13. Randomly substituting ingredients.

PSA: You can’t use bread flour instead of all-purpose flour or oil instead of butter and expect the cookie to turn out as they do in the recipe, Gray says. A wrong flour could make the cookie too dry, and oil will make the cookies much softer than butter.

How to fix it: “The recipe writer chose the specific type of flour, fat, sugar, and liquid to create the perfect version of that cookie,” Gray says. Read through the recipe and make sure you’ve got all the right ingredients before you start mixing the dough, she suggests.

14. Using a single baking sheet.

The drill: Your first batch of cookies come out of the oven, and you move them quickly to a cooling rack and start filling up the sheet with your next batch. Doing this will result in thin cookies because they’ll melt and spread before they start baking, warns Rachel Paxton, who has three decades of baking experience and runs the blog Creative Homemaking.

How to fix it: Keep a few cookie sheets on hand so that you can let them cool down between patches, Paxton suggests.
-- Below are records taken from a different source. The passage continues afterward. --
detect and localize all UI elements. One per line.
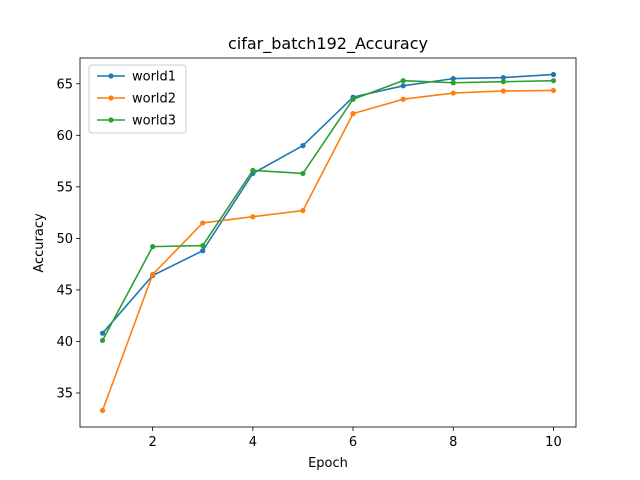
data-point-world1 — [400, 83, 406, 89]
legend-marker-world2 — [108, 95, 114, 101]
x-tick-label: 4 — [249, 435, 257, 450]
series-line-world2 — [101, 89, 555, 412]
y-tick-label: 50 — [56, 232, 73, 247]
data-point-world2 — [400, 96, 406, 102]
x-tick-label: 10 — [545, 435, 562, 450]
series-line-world1 — [101, 73, 555, 335]
data-point-world1 — [550, 71, 557, 78]
series-line-world3 — [101, 79, 555, 342]
data-point-world2 — [550, 87, 557, 94]
data-point-world2 — [300, 207, 306, 214]
data-point-world3 — [300, 170, 306, 177]
legend-label-world2: world2 — [132, 92, 176, 107]
data-point-world2 — [150, 271, 156, 278]
data-point-world1 — [500, 74, 506, 81]
data-point-world3 — [550, 78, 557, 84]
x-tick-label: 8 — [449, 435, 457, 450]
chart-title: cifar_batch192_Accuracy — [228, 34, 428, 54]
axes-frame — [79, 57, 577, 428]
data-point-world3 — [99, 337, 106, 344]
y-axis-label: Accuracy — [32, 213, 47, 273]
plot-area: 2 4 6 8 10 35 40 45 50 55 60 65 world1 world2 world3 — [56, 57, 577, 450]
y-tick-label: 40 — [56, 335, 73, 350]
y-tick-label: 35 — [56, 386, 73, 401]
y-tick-label: 45 — [56, 283, 73, 298]
data-point-world3 — [450, 80, 456, 86]
data-point-world3 — [150, 244, 156, 250]
legend-label-world1: world1 — [132, 70, 176, 85]
legend-marker-world1 — [108, 73, 114, 79]
legend-label-world3: world3 — [132, 114, 176, 129]
x-tick-label: 6 — [349, 435, 357, 450]
x-tick-label: 2 — [149, 435, 157, 450]
data-point-world1 — [450, 76, 456, 82]
data-point-world1 — [300, 143, 306, 149]
data-point-world2 — [450, 90, 456, 96]
data-point-world3 — [500, 79, 506, 85]
data-point-world2 — [500, 88, 506, 94]
data-point-world3 — [200, 242, 206, 249]
y-tick-label: 55 — [56, 180, 73, 195]
y-tick-label: 60 — [56, 129, 73, 144]
data-point-world1 — [200, 248, 206, 254]
x-axis-label: Epoch — [308, 456, 348, 471]
legend-box — [88, 64, 187, 134]
legend-marker-world3 — [108, 117, 114, 123]
data-point-world2 — [200, 220, 206, 226]
data-point-world3 — [400, 78, 406, 84]
data-point-world2 — [250, 214, 256, 220]
data-point-world2 — [350, 111, 356, 117]
y-tick-label: 65 — [56, 77, 73, 92]
data-point-world3 — [350, 96, 356, 102]
data-point-world2 — [99, 407, 106, 414]
data-point-world3 — [250, 167, 256, 173]
data-point-world1 — [99, 330, 106, 336]
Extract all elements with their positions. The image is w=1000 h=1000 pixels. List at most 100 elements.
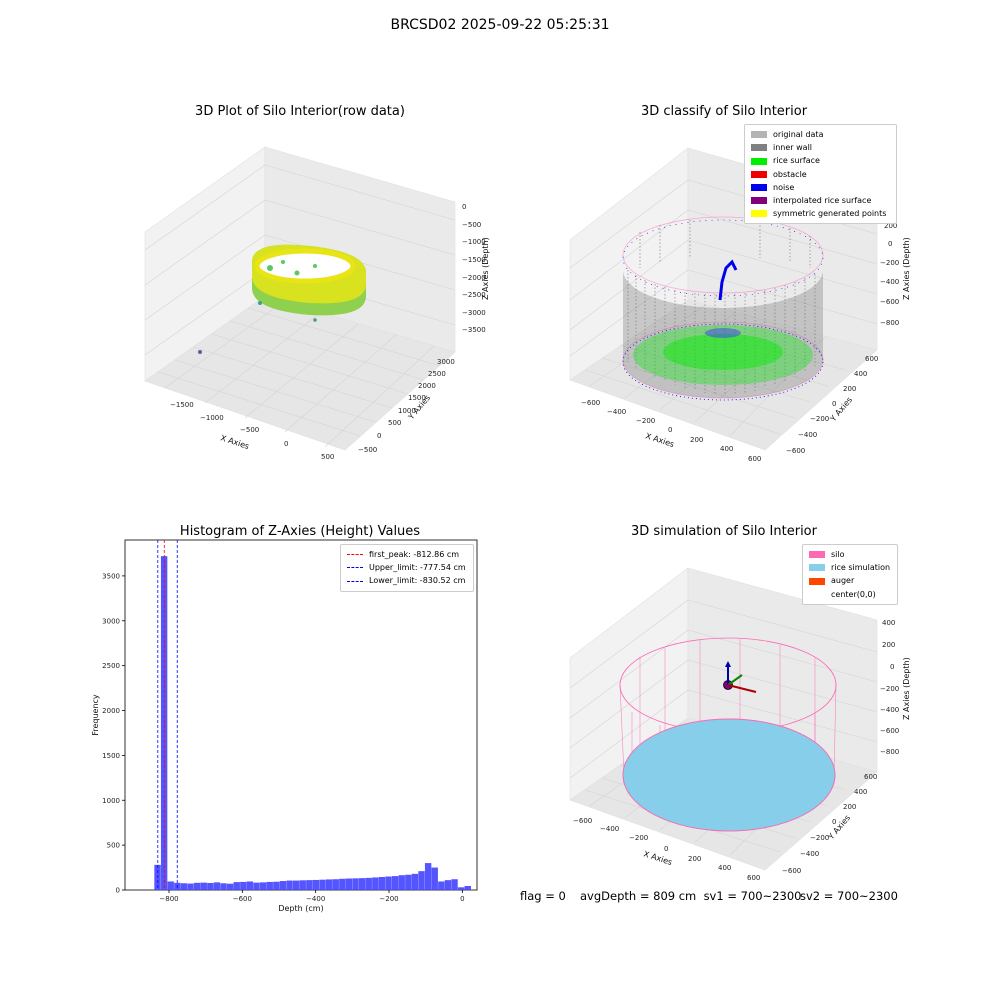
histogram-bar bbox=[259, 882, 267, 890]
legend-line bbox=[347, 567, 363, 569]
raw-ytick: 1000 bbox=[398, 407, 416, 415]
legend-label: silo bbox=[831, 550, 845, 559]
classify-ztick: 200 bbox=[884, 222, 897, 230]
histogram-bar bbox=[451, 879, 458, 890]
classify-xtick: 400 bbox=[720, 445, 733, 453]
histogram-bar bbox=[438, 881, 445, 890]
raw-ytick: 0 bbox=[377, 432, 381, 440]
simulation-ztick: −600 bbox=[880, 727, 899, 735]
simulation-z-ticks: 400 200 0 −200 −400 −600 −800 bbox=[880, 619, 899, 756]
histogram-bar bbox=[306, 880, 313, 890]
legend-swatch bbox=[751, 210, 767, 218]
simulation-x-ticks: −600 −400 −200 0 200 400 600 bbox=[573, 817, 760, 882]
classify-xtick: −200 bbox=[636, 417, 655, 425]
histogram-x-axis-label: Depth (cm) bbox=[278, 904, 323, 913]
simulation-ztick: 0 bbox=[890, 663, 894, 671]
raw-xtick: −1000 bbox=[200, 414, 224, 422]
simulation-ytick: 200 bbox=[843, 803, 856, 811]
simulation-plot-title: 3D simulation of Silo Interior bbox=[631, 524, 817, 539]
simulation-xtick: −600 bbox=[573, 817, 592, 825]
raw-ytick: 2000 bbox=[418, 382, 436, 390]
histogram-ytick-label: 3500 bbox=[102, 572, 120, 580]
simulation-y-axis-label: Y Axies bbox=[826, 813, 852, 842]
raw-ztick: −2500 bbox=[462, 291, 486, 299]
histogram-bar bbox=[457, 887, 465, 890]
histogram-bar bbox=[378, 876, 386, 890]
histogram-bar bbox=[332, 879, 339, 890]
raw-ztick: −2000 bbox=[462, 274, 486, 282]
legend-swatch bbox=[751, 197, 767, 205]
center-axes-marker bbox=[723, 661, 757, 693]
classify-ztick: −800 bbox=[880, 319, 899, 327]
raw-ztick: −500 bbox=[462, 221, 481, 229]
legend-swatch bbox=[809, 577, 825, 585]
histogram-bar bbox=[299, 880, 306, 890]
legend-swatch bbox=[809, 591, 825, 598]
histogram-ytick-label: 2000 bbox=[102, 707, 120, 715]
legend-line bbox=[347, 554, 363, 556]
raw-xtick: −500 bbox=[240, 426, 259, 434]
histogram-xtick-label: −200 bbox=[379, 895, 398, 903]
legend-label: auger bbox=[831, 576, 855, 586]
histogram-bar bbox=[418, 871, 425, 890]
histogram-title: Histogram of Z-Axies (Height) Values bbox=[179, 524, 421, 539]
classify-xtick: 200 bbox=[690, 436, 703, 444]
classify-plot-title: 3D classify of Silo Interior bbox=[640, 104, 808, 119]
classify-xtick: −400 bbox=[607, 408, 626, 416]
histogram-bar bbox=[193, 882, 201, 890]
simulation-xtick: −200 bbox=[629, 834, 648, 842]
histogram-bar bbox=[160, 556, 168, 890]
raw-xtick: 0 bbox=[284, 440, 288, 448]
raw-y-ticks: −500 0 500 1000 1500 2000 2500 3000 bbox=[358, 358, 455, 454]
raw-x-ticks: −1500 −1000 −500 0 500 bbox=[170, 401, 334, 461]
histogram-bar bbox=[312, 879, 320, 890]
simulation-ytick: −600 bbox=[782, 867, 801, 875]
histogram-bar bbox=[365, 877, 372, 890]
histogram-ytick-label: 1500 bbox=[102, 752, 120, 760]
histogram-bar bbox=[424, 863, 432, 890]
classify-ytick: 0 bbox=[832, 400, 836, 408]
histogram-legend: first_peak: -812.86 cm Upper_limit: -777… bbox=[340, 544, 474, 592]
histogram-bar bbox=[253, 882, 260, 890]
legend-item: Upper_limit: -777.54 cm bbox=[347, 561, 467, 574]
legend-swatch bbox=[751, 157, 767, 165]
histogram-bar bbox=[167, 881, 174, 890]
classify-z-ticks: 200 0 −200 −400 −600 −800 bbox=[880, 222, 899, 327]
legend-line bbox=[347, 580, 363, 582]
legend-label: rice surface bbox=[773, 156, 820, 166]
raw-z-axis-label: Z Axies (Depth) bbox=[481, 237, 490, 300]
raw-xtick: 500 bbox=[321, 453, 334, 461]
histogram-xtick-label: −800 bbox=[159, 895, 178, 903]
classify-ztick: −600 bbox=[880, 298, 899, 306]
legend-item: obstacle bbox=[751, 168, 890, 181]
classify-ztick: −200 bbox=[880, 259, 899, 267]
legend-label: noise bbox=[773, 182, 795, 192]
legend-item: first_peak: -812.86 cm bbox=[347, 548, 467, 561]
classify-ytick: 200 bbox=[843, 385, 856, 393]
classify-ytick: −200 bbox=[810, 415, 829, 423]
legend-swatch bbox=[751, 170, 767, 178]
raw-ytick: 1500 bbox=[408, 394, 426, 402]
histogram-ytick-label: 2500 bbox=[102, 662, 120, 670]
histogram-bar bbox=[431, 867, 438, 890]
raw-ztick: −3000 bbox=[462, 309, 486, 317]
histogram-bar bbox=[246, 881, 254, 890]
histogram-bar bbox=[273, 881, 280, 890]
legend-label: first_peak: -812.86 cm bbox=[369, 550, 460, 559]
simulation-legend: silo rice simulation auger center(0,0) bbox=[802, 544, 898, 605]
legend-label: interpolated rice surface bbox=[773, 196, 872, 206]
histogram-bar bbox=[226, 883, 234, 890]
raw-ztick: −3500 bbox=[462, 326, 486, 334]
classify-y-ticks: −600 −400 −200 0 200 400 600 bbox=[786, 355, 878, 455]
classify-ytick: −400 bbox=[798, 431, 817, 439]
classify-xtick: −600 bbox=[581, 399, 600, 407]
histogram-ytick-label: 0 bbox=[116, 887, 120, 895]
raw-ztick: −1000 bbox=[462, 238, 486, 246]
simulation-z-axis-label: Z Axies (Depth) bbox=[902, 657, 911, 720]
legend-item: inner wall bbox=[751, 141, 890, 154]
raw-ytick: 3000 bbox=[437, 358, 455, 366]
classify-point-cloud bbox=[622, 216, 824, 401]
simulation-ztick: 200 bbox=[882, 641, 895, 649]
histogram-bar bbox=[319, 879, 326, 890]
15. Using an old cookie sheet.

Are your cookies constantly burning? You may want to wag your finger at those old, thin cookie sheets you’ve been using, Paxton says.

How to fix it: Your best bet is to invest in a new, heavy-duty cookie sheet, Paxton says. But, you could also get a little more mileage out of your old cooking sheet by adding a layer of aluminum foil, which will help prevent your cookies from burning, she suggests.